Step 2 — categorise. For the top-20 flakiest, classify by cause:

  • Waiting — implicit waits, missing explicit waits, sleeps, race after click.
  • Data — tests share users, tenants, or seed data.
  • Environment — CI runner load, network jitter, container memory.
  • App bugs — real timing issues that should fail (rare but real).

Step 3 — fix in priority:

  1. Standardise on explicit waits. Remove Thread.sleep and implicitlyWait. A reusable wait helper (Waits.untilClickable(by)) makes the pattern uniform.

  2. Isolate test data. Each test creates its own user / tenant / records via API calls in @BeforeMethod. Cleanup via @AfterMethod or background reaper. Shared seed data is the #1 cause of mid-flake at scale.

  3. Stable selectors. Replace generated-id locators with data-test attributes. A coordinated push with the dev team — not a one-time fix.

  4. CI-resource sizing. If runners are at 90% memory, browsers thrash. Bump runner specs or reduce parallel count.

  5. Quarantine the worst 5%. Move them to a "flaky" group that doesn't gate the build. Track them as a debt list with weekly reviews. Better than retrying or ignoring.

Step 4 — set a budget. "We will accept a 0.5% per-test flake rate; anything above gets quarantined." Codify this and stick to it. Without a number, flake quietly grows back.

Step 5 — retry as a last resort, scoped narrowly. TestNG IRetryAnalyzer retrying once is acceptable for known-flaky network-dependent tests; retrying 3 times for everything is the failure mode that kills suite trust.

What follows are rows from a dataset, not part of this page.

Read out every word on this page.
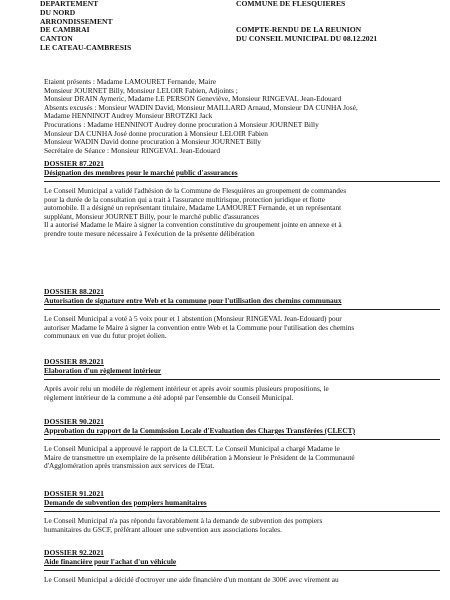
DEPARTEMENT
DU NORD
ARRONDISSEMENT
DE CAMBRAI
CANTON
LE CATEAU-CAMBRESIS
COMMUNE DE FLESQUIERES
COMPTE-RENDU DE LA REUNION
DU CONSEIL MUNICIPAL DU 08.12.2021
Etaient présents : Madame LAMOURET Fernande, Maire
Monsieur JOURNET Billy, Monsieur LELOIR Fabien, Adjoints ;
Monsieur DRAIN Aymeric, Madame LE PERSON Geneviève, Monsieur RINGEVAL Jean-Edouard
Absents excusés : Monsieur WADIN David, Monsieur MAILLARD Arnaud, Monsieur DA CUNHA José,
Madame HENNINOT Audrey Monsieur BROTZKI Jack
Procurations : Madame HENNINOT Audrey donne procuration à Monsieur JOURNET Billy
Monsieur DA CUNHA José donne procuration à Monsieur LELOIR Fabien
Monsieur WADIN David donne procuration à Monsieur JOURNET Billy
Secrétaire de Séance : Monsieur RINGEVAL Jean-Edouard
DOSSIER 87.2021
Désignation des membres pour le marché public d'assurances
Le Conseil Municipal a validé l'adhésion de la Commune de Flesquières au groupement de commandes
pour la durée de la consultation qui a trait à l'assurance multirisque, protection juridique et flotte
automobile. Il a désigné un représentant titulaire, Madame LAMOURET Fernande, et un représentant
suppléant, Monsieur JOURNET Billy, pour le marché public d'assurances
Il a autorisé Madame le Maire à signer la convention constitutive du groupement jointe en annexe et à
prendre toute mesure nécessaire à l'exécution de la présente délibération
DOSSIER 88.2021
Autorisation de signature entre Web et la commune pour l'utilisation des chemins communaux
Le Conseil Municipal a voté à 5 voix pour et 1 abstention (Monsieur RINGEVAL Jean-Edouard) pour
autoriser Madame le Maire à signer la convention entre Web et la Commune pour l'utilisation des chemins
communaux en vue du futur projet éolien.
DOSSIER 89.2021
Elaboration d'un règlement intérieur
Après avoir relu un modèle de règlement intérieur et après avoir soumis plusieurs propositions, le
règlement intérieur de la commune a été adopté par l'ensemble du Conseil Municipal.
DOSSIER 90.2021
Approbation du rapport de la Commission Locale d'Evaluation des Charges Transférées (CLECT)
Le Conseil Municipal a approuvé le rapport de la CLECT. Le Conseil Municipal a chargé Madame le
Maire de transmettre un exemplaire de la présente délibération à Monsieur le Président de la Communauté
d'Agglomération après transmission aux services de l'Etat.
DOSSIER 91.2021
Demande de subvention des pompiers humanitaires
Le Conseil Municipal n'a pas répondu favorablement à la demande de subvention des pompiers
humanitaires du GSCF, préférant allouer une subvention aux associations locales.
DOSSIER 92.2021
Aide financière pour l'achat d'un véhicule
Le Conseil Municipal a décidé d'octroyer une aide financière d'un montant de 300€ avec virement au
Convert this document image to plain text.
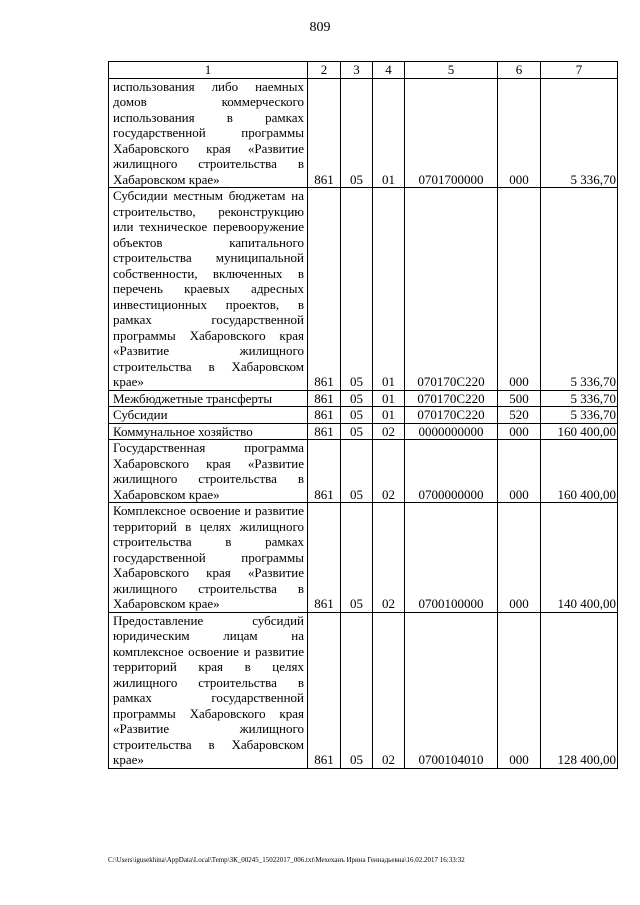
809
1	2	3	4	5	6	7
использования либо наемных домов коммерческого использования в рамках государственной программы Хабаровского края «Развитие жилищного строительства в Хабаровском крае»	861	05	01	0701700000	000	5 336,70
Субсидии местным бюджетам на строительство, реконструкцию или техническое перевооружение объектов капитального строительства муниципальной собственности, включенных в перечень краевых адресных инвестиционных проектов, в рамках государственной программы Хабаровского края «Развитие жилищного строительства в Хабаровском крае»	861	05	01	070170С220	000	5 336,70
Межбюджетные трансферты	861	05	01	070170С220	500	5 336,70
Субсидии	861	05	01	070170С220	520	5 336,70
Коммунальное хозяйство	861	05	02	0000000000	000	160 400,00
Государственная программа Хабаровского края «Развитие жилищного строительства в Хабаровском крае»	861	05	02	0700000000	000	160 400,00
Комплексное освоение и развитие территорий в целях жилищного строительства в рамках государственной программы Хабаровского края «Развитие жилищного строительства в Хабаровском крае»	861	05	02	0700100000	000	140 400,00
Предоставление субсидий юридическим лицам на комплексное освоение и развитие территорий края в целях жилищного строительства в рамках государственной программы Хабаровского края «Развитие жилищного строительства в Хабаровском крае»	861	05	02	0700104010	000	128 400,00
C:\Users\igusekhina\AppData\Local\Temp\ЗК_00245_15022017_006.txt\Мехеханъ Ирина Геннадьевна\16.02.2017 16:33:32
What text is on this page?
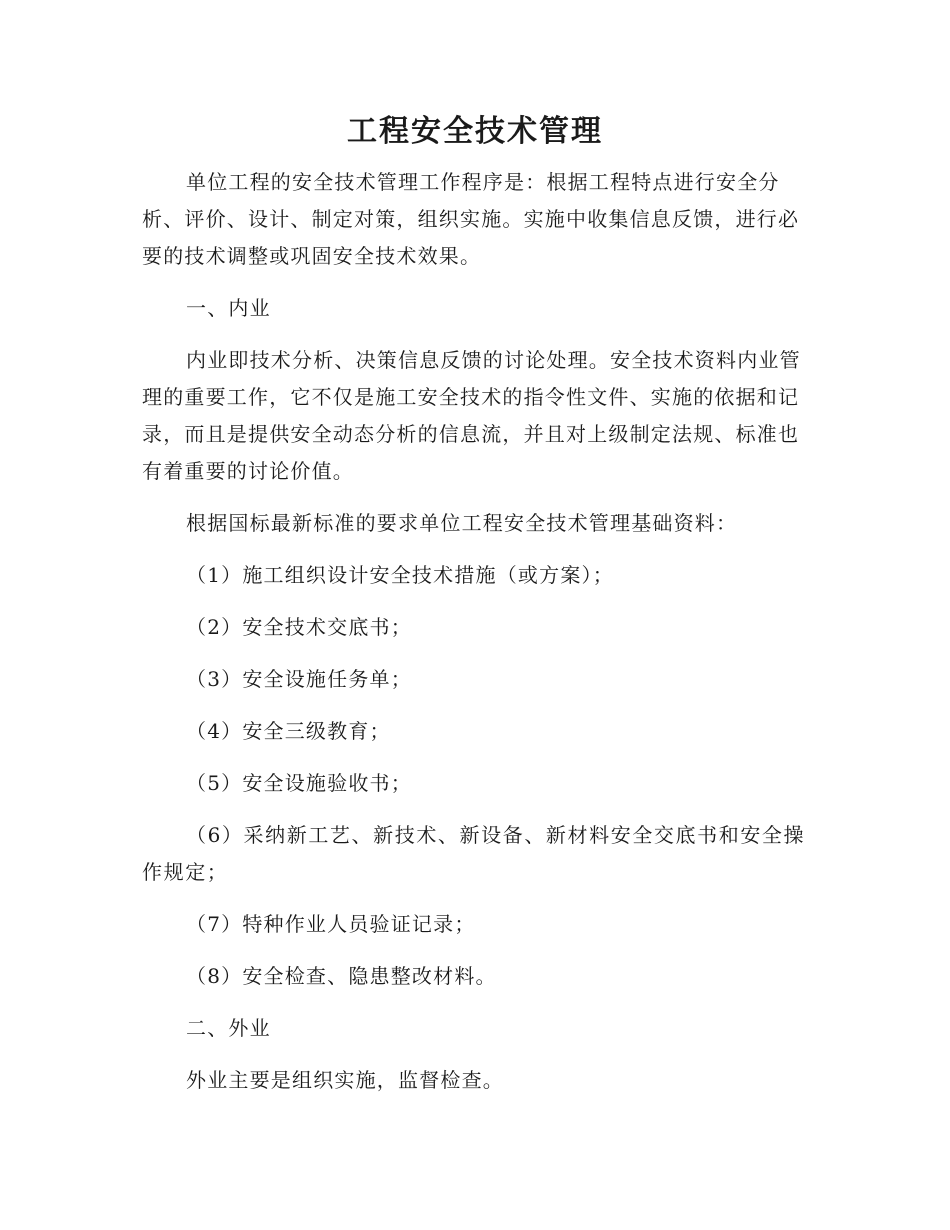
工程安全技术管理

单位工程的安全技术管理工作程序是：根据工程特点进行安全分析、评价、设计、制定对策，组织实施。实施中收集信息反馈，进行必要的技术调整或巩固安全技术效果。

一、内业

内业即技术分析、决策信息反馈的讨论处理。安全技术资料内业管理的重要工作，它不仅是施工安全技术的指令性文件、实施的依据和记录，而且是提供安全动态分析的信息流，并且对上级制定法规、标准也有着重要的讨论价值。

根据国标最新标准的要求单位工程安全技术管理基础资料：

（1）施工组织设计安全技术措施（或方案）；

（2）安全技术交底书；

（3）安全设施任务单；

（4）安全三级教育；

（5）安全设施验收书；

（6）采纳新工艺、新技术、新设备、新材料安全交底书和安全操作规定；

（7）特种作业人员验证记录；

（8）安全检查、隐患整改材料。

二、外业

外业主要是组织实施，监督检查。
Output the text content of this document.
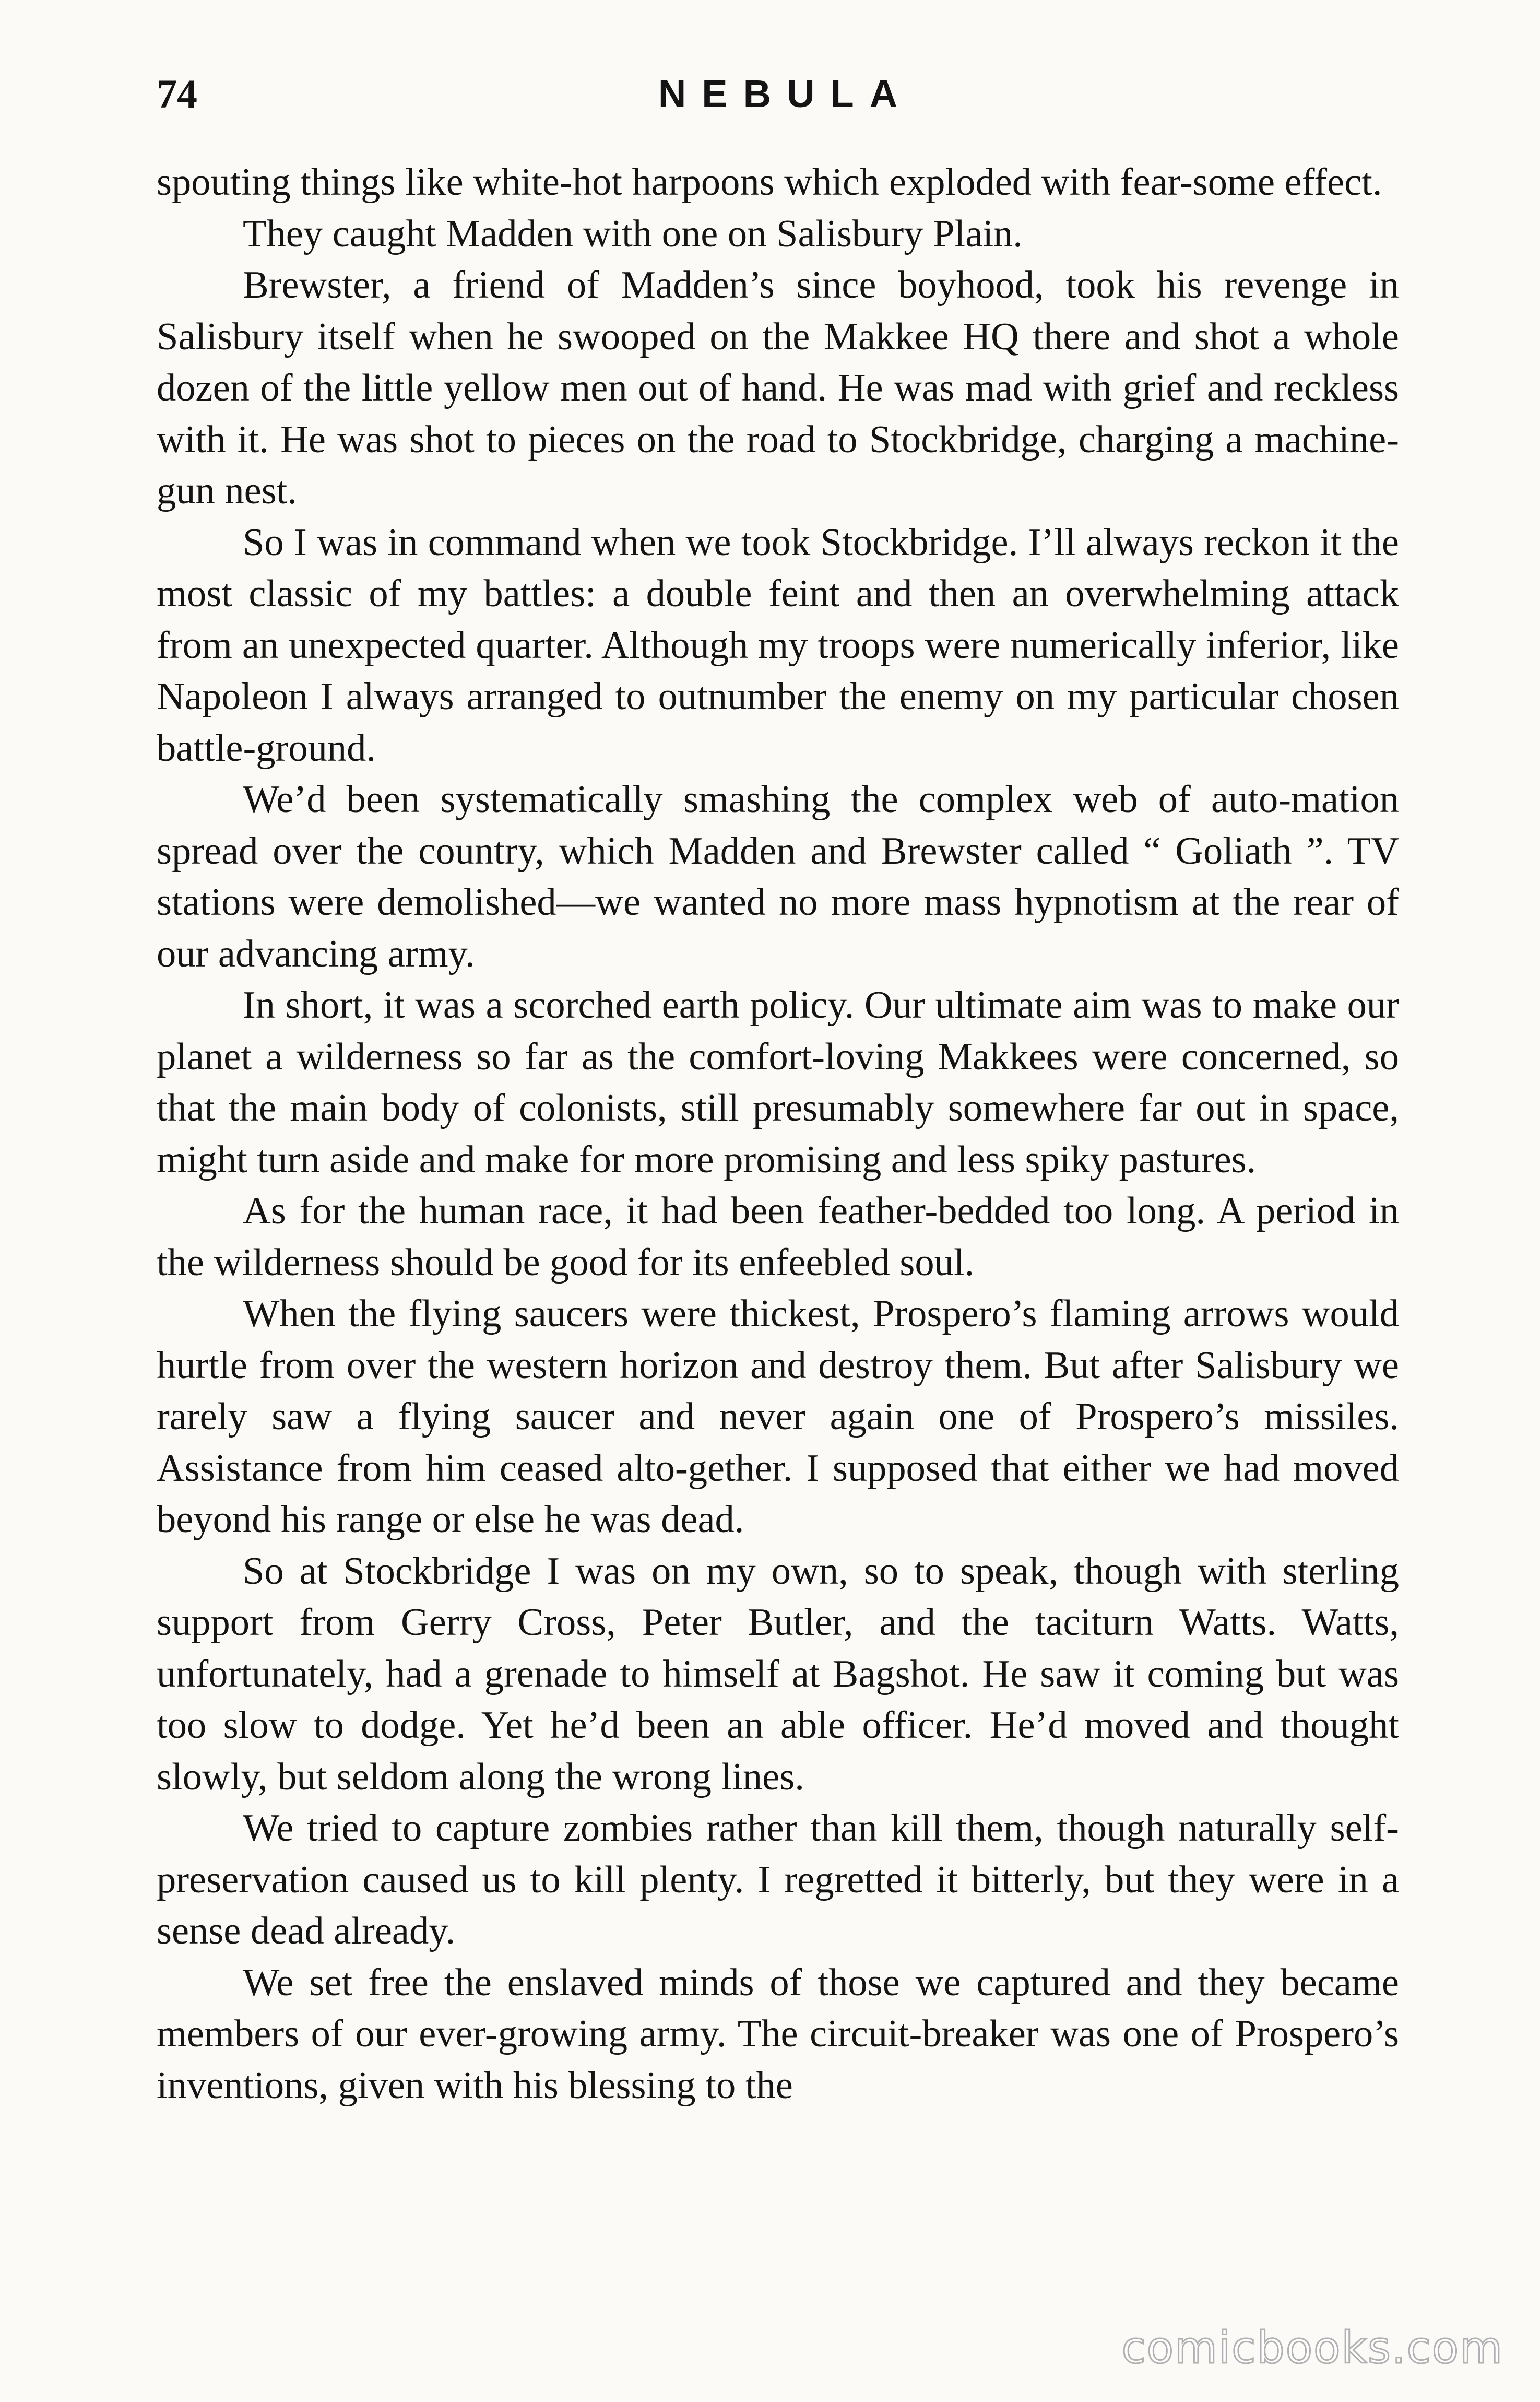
74	NEBULA

spouting things like white-hot harpoons which exploded with fear-some effect.

They caught Madden with one on Salisbury Plain.

Brewster, a friend of Madden’s since boyhood, took his revenge in Salisbury itself when he swooped on the Makkee HQ there and shot a whole dozen of the little yellow men out of hand. He was mad with grief and reckless with it. He was shot to pieces on the road to Stockbridge, charging a machine-gun nest.

So I was in command when we took Stockbridge. I’ll always reckon it the most classic of my battles: a double feint and then an overwhelming attack from an unexpected quarter. Although my troops were numerically inferior, like Napoleon I always arranged to outnumber the enemy on my particular chosen battle-ground.

We’d been systematically smashing the complex web of auto-mation spread over the country, which Madden and Brewster called “ Goliath ”. TV stations were demolished—we wanted no more mass hypnotism at the rear of our advancing army.

In short, it was a scorched earth policy. Our ultimate aim was to make our planet a wilderness so far as the comfort-loving Makkees were concerned, so that the main body of colonists, still presumably somewhere far out in space, might turn aside and make for more promising and less spiky pastures.

As for the human race, it had been feather-bedded too long. A period in the wilderness should be good for its enfeebled soul.

When the flying saucers were thickest, Prospero’s flaming arrows would hurtle from over the western horizon and destroy them. But after Salisbury we rarely saw a flying saucer and never again one of Prospero’s missiles. Assistance from him ceased alto-gether. I supposed that either we had moved beyond his range or else he was dead.

So at Stockbridge I was on my own, so to speak, though with sterling support from Gerry Cross, Peter Butler, and the taciturn Watts. Watts, unfortunately, had a grenade to himself at Bagshot. He saw it coming but was too slow to dodge. Yet he’d been an able officer. He’d moved and thought slowly, but seldom along the wrong lines.

We tried to capture zombies rather than kill them, though naturally self-preservation caused us to kill plenty. I regretted it bitterly, but they were in a sense dead already.

We set free the enslaved minds of those we captured and they became members of our ever-growing army. The circuit-breaker was one of Prospero’s inventions, given with his blessing to the

comicbooks.com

The cultural piece: publish the flake report weekly. Visibility is what keeps it from drifting back up.

// WHAT INTERVIEWERS LOOK FOR

Data-driven approach (measure, categorise, prioritise), explicit waits + test-data isolation as the high-leverage fixes, quarantine over retry, and a numerical flake budget.

// COMMON PITFALL

Retrying every failing test 3 times. Pass rate looks great, but real bugs hide in the retries — and the suite quietly stops being a quality signal.